With winter upon us, our exposure to the sun is decreasing by at least two hours a day.

One in three Australians are deficient in vitamin D. Getting enough vitamin D through safe sun exposure, diet and/or supplements is imperative for general good health and to help fight off chronic diseases.

Vitamin D deficiency is associated with a range of health conditions from multiple sclerosis to polycystic ovary disease.

You may be at risk of low vitamin D levels if you:

  • Don't get out much in the sun
  • Are obese (vitamin D is stored in fat, but doesn’t get out again until the fat is broken down, i.e. with when weight is lost).
  • Have naturally dark skin (darker skin tones contain more melanin, which blocks the absorption of ultraviolet light) and/or cover up with clothing.
  • Have very fair skin. Some research suggests that people with fair skin may be lacking in vitamin D partly due to sun avoidance because of the fear of sunburn.

Nutritionist at USANA Health Sciences, Ravinder Lilly, encourages taking some simple steps and introducing minor adjustments to daily routines and diet in order to improve your vitamin D levels. According to her, there are three key ways to boost vitamin D levels:

1. Go out for a quick afternoon walk

In winter, the sun exposure to arms or equivalent needs to be around noon and for seven minutes (Cairns) to 30-40mins (Hobart) most days spread over a week to maintain adequate vitamin D levels.
During winter the energetic UV that produces vitamin D is not around in early morning or late afternoon so it is important to get out in the sunshine during the afternoon. Take a stroll during your lunch break and roll up your sleeves or take your jacket off to allow the sun to reach the skin.

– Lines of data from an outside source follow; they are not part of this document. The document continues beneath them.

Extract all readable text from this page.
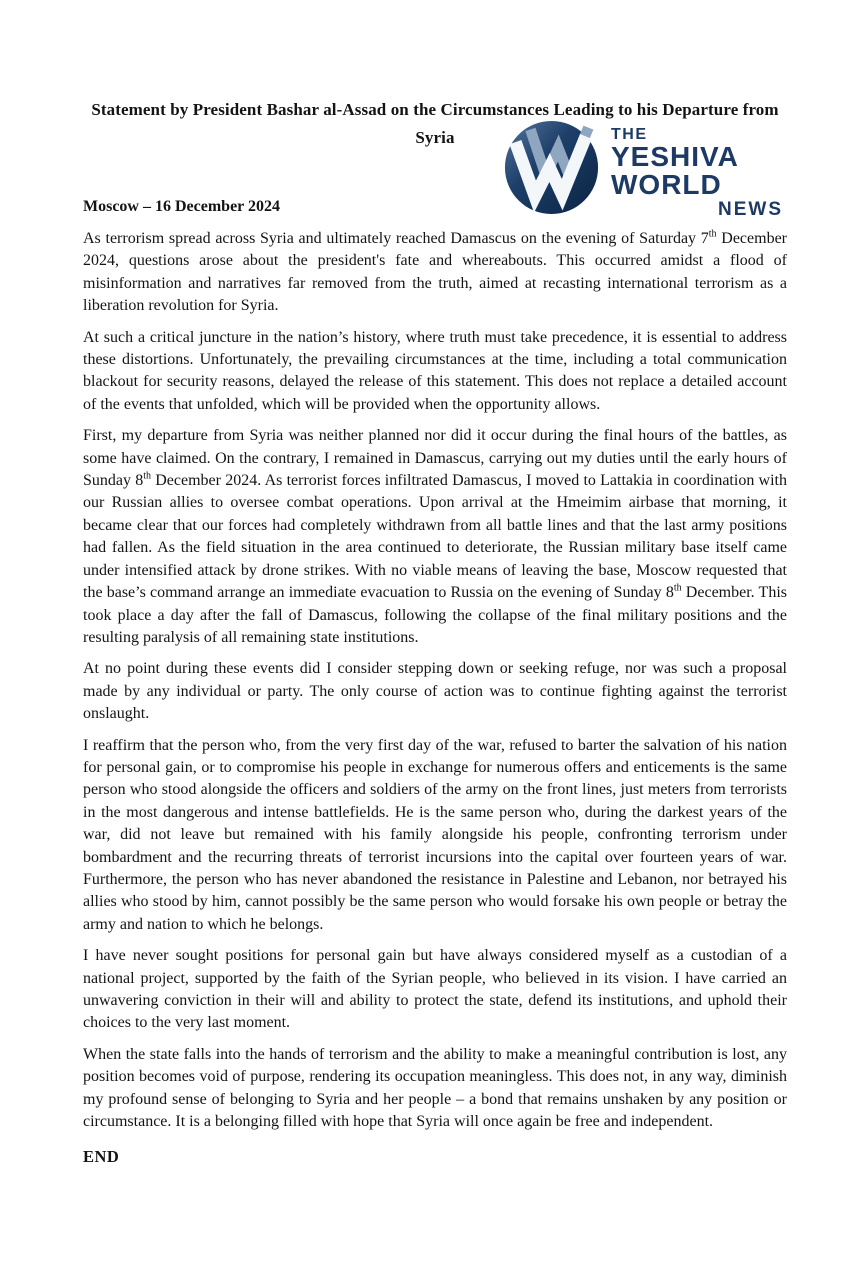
THE
YESHIVA
WORLD
NEWS
Statement by President Bashar al-Assad on the Circumstances Leading to his Departure from
Syria
Moscow – 16 December 2024

As terrorism spread across Syria and ultimately reached Damascus on the evening of Saturday 7th December 2024, questions arose about the president's fate and whereabouts. This occurred amidst a flood of misinformation and narratives far removed from the truth, aimed at recasting international terrorism as a liberation revolution for Syria.

At such a critical juncture in the nation’s history, where truth must take precedence, it is essential to address these distortions. Unfortunately, the prevailing circumstances at the time, including a total communication blackout for security reasons, delayed the release of this statement. This does not replace a detailed account of the events that unfolded, which will be provided when the opportunity allows.

First, my departure from Syria was neither planned nor did it occur during the final hours of the battles, as some have claimed. On the contrary, I remained in Damascus, carrying out my duties until the early hours of Sunday 8th December 2024. As terrorist forces infiltrated Damascus, I moved to Lattakia in coordination with our Russian allies to oversee combat operations. Upon arrival at the Hmeimim airbase that morning, it became clear that our forces had completely withdrawn from all battle lines and that the last army positions had fallen. As the field situation in the area continued to deteriorate, the Russian military base itself came under intensified attack by drone strikes. With no viable means of leaving the base, Moscow requested that the base’s command arrange an immediate evacuation to Russia on the evening of Sunday 8th December. This took place a day after the fall of Damascus, following the collapse of the final military positions and the resulting paralysis of all remaining state institutions.

At no point during these events did I consider stepping down or seeking refuge, nor was such a proposal made by any individual or party. The only course of action was to continue fighting against the terrorist onslaught.

I reaffirm that the person who, from the very first day of the war, refused to barter the salvation of his nation for personal gain, or to compromise his people in exchange for numerous offers and enticements is the same person who stood alongside the officers and soldiers of the army on the front lines, just meters from terrorists in the most dangerous and intense battlefields. He is the same person who, during the darkest years of the war, did not leave but remained with his family alongside his people, confronting terrorism under bombardment and the recurring threats of terrorist incursions into the capital over fourteen years of war. Furthermore, the person who has never abandoned the resistance in Palestine and Lebanon, nor betrayed his allies who stood by him, cannot possibly be the same person who would forsake his own people or betray the army and nation to which he belongs.

I have never sought positions for personal gain but have always considered myself as a custodian of a national project, supported by the faith of the Syrian people, who believed in its vision. I have carried an unwavering conviction in their will and ability to protect the state, defend its institutions, and uphold their choices to the very last moment.

When the state falls into the hands of terrorism and the ability to make a meaningful contribution is lost, any position becomes void of purpose, rendering its occupation meaningless. This does not, in any way, diminish my profound sense of belonging to Syria and her people – a bond that remains unshaken by any position or circumstance. It is a belonging filled with hope that Syria will once again be free and independent.

END
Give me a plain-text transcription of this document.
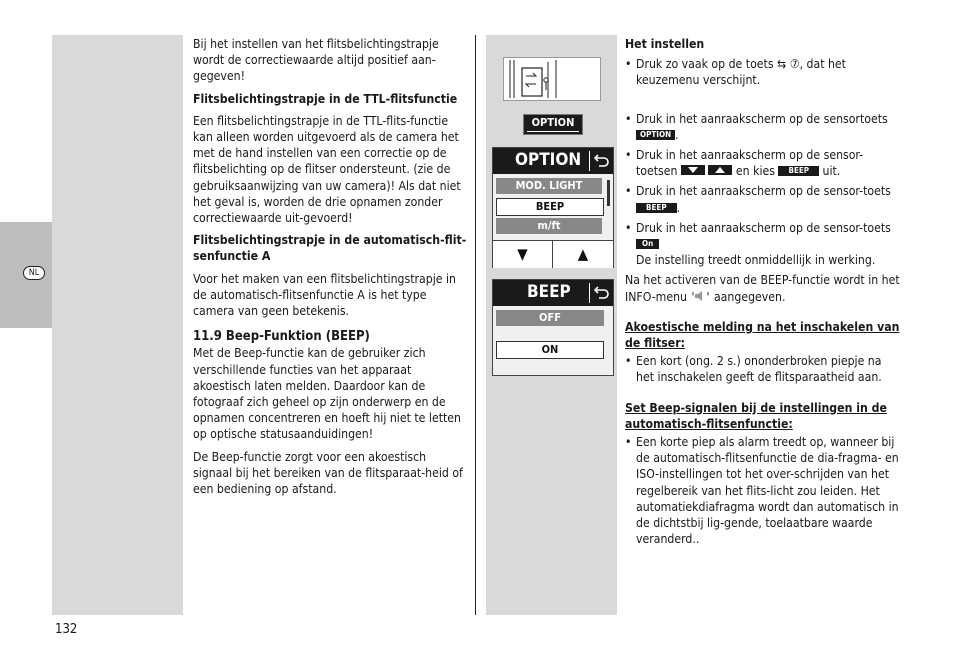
NL

Bij het instellen van het flitsbelichtingstrapje wordt de correctiewaarde altijd positief aan-gegeven!

Flitsbelichtingstrapje in de TTL-flitsfunctie

Een flitsbelichtingstrapje in de TTL-flits-functie kan alleen worden uitgevoerd als de camera het met de hand instellen van een correctie op de flitsbelichting op de flitser ondersteunt. (zie de gebruiksaanwijzing van uw camera)! Als dat niet het geval is, worden de drie opnamen zonder correctiewaarde uit-gevoerd!

Flitsbelichtingstrapje in de automatisch-flit-senfunctie A

Voor het maken van een flitsbelichtingstrapje in de automatisch-flitsenfunctie A is het type camera van geen betekenis.

11.9 Beep-Funktion (BEEP)

Met de Beep-functie kan de gebruiker zich verschillende functies van het apparaat akoestisch laten melden. Daardoor kan de fotograaf zich geheel op zijn onderwerp en de opnamen concentreren en hoeft hij niet te letten op optische statusaanduidingen!

De Beep-functie zorgt voor een akoestisch signaal bij het bereiken van de flitsparaat-heid of een bediening op afstand.

OPTION
OPTION
MOD. LIGHT
BEEP
m/ft
▼	▲
BEEP
OFF
ON
Het instellen
• Druk zo vaak op de toets ⇆ ⑦, dat het keuzemenu verschijnt.
• Druk in het aanraakscherm op de sensortoets OPTION .
• Druk in het aanraakscherm op de sensor-toetsen
	en kies BEEP uit.
• Druk in het aanraakscherm op de sensor-toets BEEP .
• Druk in het aanraakscherm op de sensor-toets On
De instelling treedt onmiddellijk in werking.

Na het activeren van de BEEP-functie wordt in het INFO-menu ' ' aangegeven.

Akoestische melding na het inschakelen van de flitser:
• Een kort (ong. 2 s.) ononderbroken piepje na het inschakelen geeft de flitsparaatheid aan.
Set Beep-signalen bij de instellingen in de automatisch-flitsenfunctie:
• Een korte piep als alarm treedt op, wanneer bij de automatisch-flitsenfunctie de dia-fragma- en ISO-instellingen tot het over-schrijden van het regelbereik van het flits-licht zou leiden. Het automatiekdiafragma wordt dan automatisch in de dichtstbij lig-gende, toelaatbare waarde veranderd..
132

2. Eat Vitamin D-containing foods

Ravinder says  the vast majority of our vitamin D intake is made by sun exposure on the skin; eating vitamin D-rich foods contributes around 10 per cent of your requirements.

These foods include:
• Liver (this isn’t suitable if you’re pregnant or planning a pregnancy as it can contain very high levels of vitamin A which can be toxic in large doses).
• Oily fish – like salmon, sardines and fresh tuna.
• Fortified foods including breakfast cereals, eggs and milk. Full-fat milk contains the most vitamin D and that is one reason that whole milk is best for toddlers and young children.

3. Try a good quality supplement

Even low levels of vitamin D have been linked with health problems. Supplements can raise your blood levels of vitamin D if the deficiency is moderate but if levels are very low, you may need injections of vitamin D to raise blood levels rapidly. Although the sun is the major source of vitamin D, if you have a diagnosed deficiency, exposing yourself to the amount of sun needed to raise your D levels could pose a health risk.